Testifying before the Senate, Petraeus and Crocker stick to the script.

Testifying before the Senate, Petraeus and Crocker stick to the script.

Testifying before the Senate, Petraeus and Crocker stick to the script.

Military analysis.
April 8 2008 7:50 PM

Stonewall Petraeus

Testifying before the Senate, the general sticks to the script.

Gen. David Petraeus. Click image to expand.
Gen. David Petraeus

Judging from Gen. David Petraeus' Senate testimony today, our military commitment to Iraq is open-ended and unconditional.

The "pause" in troop withdrawals, after the surge brigades go home this July, will not be "brief"—as some officials have hoped—but indefinite.


The way that Petraeus and Ambassador Ryan Crocker formulated the problem, cutting troops below the current level of 140,000 is not even a conceivable option. They laid out a Catch-22: If things in Iraq get worse, we can't cut back, lest things get worse still; if things get better, we can't cut back, lest we risk reversing all our gains.

In hearings before two Senate committees today—armed services in the morning, foreign relations this afternoon—Petraeus sought to convey a sense of control, complexity, and precision, displaying detailed charts and uttering seemingly scientific jargon ("conditions-based analysis … battlefield geometry … the politico-military calculus").

Yet, at a telling moment this morning, Sen. Hillary Clinton asked him under what conditions he would recommend reducing troop levels. Petraeus couldn't, or wouldn't, answer the question, noting, "It's not a mathematical exercise."

That's true, but, for the Bush administration, it doesn't seem to be an exercise at all. Sen. Joseph Biden, chairman of the foreign relations committee, later tried to squeeze an answer to the same question from Crocker—what are the conditions that might permit a phased withdrawal—again to no avail.

Their unwavering stance amounted to this: Further pullouts might trigger defeat; the costs of defeat are too horrible to ponder; therefore, we shouldn't ponder further pullouts.

Specifically, Petraeus called for a 45-day pause after the five surge brigades go home this July. After the pause will come an "evaluation" of the security situation. Then there will be an "assessment" of that evaluation. And on that basis, there will be a "determination" whether further reductions can be made, "as conditions permit."

As Sen.
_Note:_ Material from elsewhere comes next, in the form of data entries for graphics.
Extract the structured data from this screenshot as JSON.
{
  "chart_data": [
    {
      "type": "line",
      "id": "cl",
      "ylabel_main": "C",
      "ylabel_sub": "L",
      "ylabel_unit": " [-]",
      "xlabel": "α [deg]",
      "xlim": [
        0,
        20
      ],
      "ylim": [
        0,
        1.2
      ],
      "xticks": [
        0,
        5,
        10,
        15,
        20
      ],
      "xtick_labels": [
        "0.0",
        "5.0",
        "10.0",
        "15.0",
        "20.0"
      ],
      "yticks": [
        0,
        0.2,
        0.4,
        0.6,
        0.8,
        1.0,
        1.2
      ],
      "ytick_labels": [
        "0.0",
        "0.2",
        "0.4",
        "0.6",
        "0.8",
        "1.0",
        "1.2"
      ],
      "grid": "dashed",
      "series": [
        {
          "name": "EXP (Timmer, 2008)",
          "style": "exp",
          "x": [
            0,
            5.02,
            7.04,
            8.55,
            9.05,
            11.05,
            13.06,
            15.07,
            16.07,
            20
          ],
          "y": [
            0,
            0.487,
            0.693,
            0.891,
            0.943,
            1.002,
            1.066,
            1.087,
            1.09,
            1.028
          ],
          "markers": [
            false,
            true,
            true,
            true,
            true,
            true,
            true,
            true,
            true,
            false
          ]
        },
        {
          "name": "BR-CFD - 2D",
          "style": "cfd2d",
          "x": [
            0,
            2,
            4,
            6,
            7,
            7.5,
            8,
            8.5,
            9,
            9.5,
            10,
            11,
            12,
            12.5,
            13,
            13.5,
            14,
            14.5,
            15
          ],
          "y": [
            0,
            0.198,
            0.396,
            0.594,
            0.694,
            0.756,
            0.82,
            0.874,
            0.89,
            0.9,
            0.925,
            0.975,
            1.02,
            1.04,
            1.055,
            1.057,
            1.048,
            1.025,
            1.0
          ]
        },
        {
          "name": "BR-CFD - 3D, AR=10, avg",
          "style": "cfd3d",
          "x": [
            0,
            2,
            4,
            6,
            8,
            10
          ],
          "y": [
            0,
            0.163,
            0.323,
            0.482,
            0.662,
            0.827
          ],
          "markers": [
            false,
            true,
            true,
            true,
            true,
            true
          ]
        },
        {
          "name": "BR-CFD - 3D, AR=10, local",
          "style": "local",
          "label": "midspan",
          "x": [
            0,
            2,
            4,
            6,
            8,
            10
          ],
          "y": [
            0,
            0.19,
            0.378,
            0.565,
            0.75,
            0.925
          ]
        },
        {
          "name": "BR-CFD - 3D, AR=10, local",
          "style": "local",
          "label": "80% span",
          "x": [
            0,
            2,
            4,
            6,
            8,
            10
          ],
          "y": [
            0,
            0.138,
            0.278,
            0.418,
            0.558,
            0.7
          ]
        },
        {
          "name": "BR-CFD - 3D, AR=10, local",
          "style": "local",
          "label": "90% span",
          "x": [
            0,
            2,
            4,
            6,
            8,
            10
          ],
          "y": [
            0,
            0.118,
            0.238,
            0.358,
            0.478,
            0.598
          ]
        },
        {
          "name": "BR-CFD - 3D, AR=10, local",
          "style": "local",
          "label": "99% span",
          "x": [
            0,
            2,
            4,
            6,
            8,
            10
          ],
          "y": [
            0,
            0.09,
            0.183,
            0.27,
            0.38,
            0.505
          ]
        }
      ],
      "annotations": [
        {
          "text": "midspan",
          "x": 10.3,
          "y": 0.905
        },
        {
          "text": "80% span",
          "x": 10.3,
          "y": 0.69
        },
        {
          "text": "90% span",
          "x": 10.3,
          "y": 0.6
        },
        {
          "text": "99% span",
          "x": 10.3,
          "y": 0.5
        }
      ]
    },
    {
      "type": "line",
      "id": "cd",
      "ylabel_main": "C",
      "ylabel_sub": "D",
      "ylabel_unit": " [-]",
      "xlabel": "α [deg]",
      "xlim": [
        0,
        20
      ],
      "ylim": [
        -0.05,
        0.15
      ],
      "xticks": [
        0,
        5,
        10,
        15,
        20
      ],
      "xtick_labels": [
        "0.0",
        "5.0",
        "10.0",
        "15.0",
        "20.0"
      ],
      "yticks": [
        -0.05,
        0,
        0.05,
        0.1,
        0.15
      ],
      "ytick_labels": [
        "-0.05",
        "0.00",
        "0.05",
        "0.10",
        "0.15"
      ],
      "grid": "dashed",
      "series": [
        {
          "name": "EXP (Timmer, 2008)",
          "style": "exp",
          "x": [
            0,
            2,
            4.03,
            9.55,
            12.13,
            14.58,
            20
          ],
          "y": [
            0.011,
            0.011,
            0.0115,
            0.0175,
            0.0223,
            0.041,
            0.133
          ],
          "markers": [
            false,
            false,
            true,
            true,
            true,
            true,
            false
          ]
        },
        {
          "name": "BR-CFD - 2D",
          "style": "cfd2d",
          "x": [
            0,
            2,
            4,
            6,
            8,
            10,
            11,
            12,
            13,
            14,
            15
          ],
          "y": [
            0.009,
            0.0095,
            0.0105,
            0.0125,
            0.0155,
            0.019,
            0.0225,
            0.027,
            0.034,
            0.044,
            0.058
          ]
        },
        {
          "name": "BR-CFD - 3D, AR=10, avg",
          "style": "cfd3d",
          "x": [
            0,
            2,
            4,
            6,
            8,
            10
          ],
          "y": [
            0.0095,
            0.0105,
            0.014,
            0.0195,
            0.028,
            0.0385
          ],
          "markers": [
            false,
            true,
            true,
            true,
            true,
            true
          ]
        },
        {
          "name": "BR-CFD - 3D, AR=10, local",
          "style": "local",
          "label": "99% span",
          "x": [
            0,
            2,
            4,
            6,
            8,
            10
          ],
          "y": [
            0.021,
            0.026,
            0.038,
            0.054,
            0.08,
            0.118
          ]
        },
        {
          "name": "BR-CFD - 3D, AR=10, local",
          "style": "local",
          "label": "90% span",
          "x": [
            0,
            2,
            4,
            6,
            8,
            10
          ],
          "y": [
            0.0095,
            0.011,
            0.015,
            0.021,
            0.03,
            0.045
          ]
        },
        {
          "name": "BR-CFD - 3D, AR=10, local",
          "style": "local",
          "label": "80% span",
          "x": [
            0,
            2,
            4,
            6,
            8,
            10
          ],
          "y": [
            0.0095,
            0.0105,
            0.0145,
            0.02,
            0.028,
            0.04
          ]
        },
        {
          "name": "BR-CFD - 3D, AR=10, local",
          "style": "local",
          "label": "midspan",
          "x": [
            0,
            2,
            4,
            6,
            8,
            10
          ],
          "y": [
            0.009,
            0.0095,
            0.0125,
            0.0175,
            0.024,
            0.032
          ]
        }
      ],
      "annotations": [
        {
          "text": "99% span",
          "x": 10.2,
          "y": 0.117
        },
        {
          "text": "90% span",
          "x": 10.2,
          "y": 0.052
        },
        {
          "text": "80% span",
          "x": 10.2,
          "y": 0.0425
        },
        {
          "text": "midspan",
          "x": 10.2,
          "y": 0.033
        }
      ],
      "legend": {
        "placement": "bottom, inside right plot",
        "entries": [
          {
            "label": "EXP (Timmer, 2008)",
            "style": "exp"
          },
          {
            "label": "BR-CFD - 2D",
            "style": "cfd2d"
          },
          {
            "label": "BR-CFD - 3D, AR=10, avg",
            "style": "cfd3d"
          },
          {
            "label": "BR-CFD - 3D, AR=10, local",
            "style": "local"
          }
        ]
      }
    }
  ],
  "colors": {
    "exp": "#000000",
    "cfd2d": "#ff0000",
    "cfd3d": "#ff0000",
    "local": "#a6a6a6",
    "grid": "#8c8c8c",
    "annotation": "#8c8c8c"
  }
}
Carl Levin, chairman of the armed services committee, noted, this sounds an awful lot like an "open-ended pause" that could "take pressure off Iraq's leaders to take responsibility for their own country."

This is the dilemma that was raised by a few senators, but it was never really engaged. True, if we withdraw more troops, Iraq might fall apart. But if we make it clear that we will not withdraw more troops, no matter what, Iraq's political leaders will simply bask in America's security blanket and take no steps toward reaching some accord with their sectarian foes or forming a unified government.

Both sides in this debate have a point. But the Bush-Petraeus-Crocker position—refusing even to threaten or contemplate withdrawals—amounts to a hope and crossed fingers, not a strategy. It lays out no clear course for how to translate tactical progress into strategic success.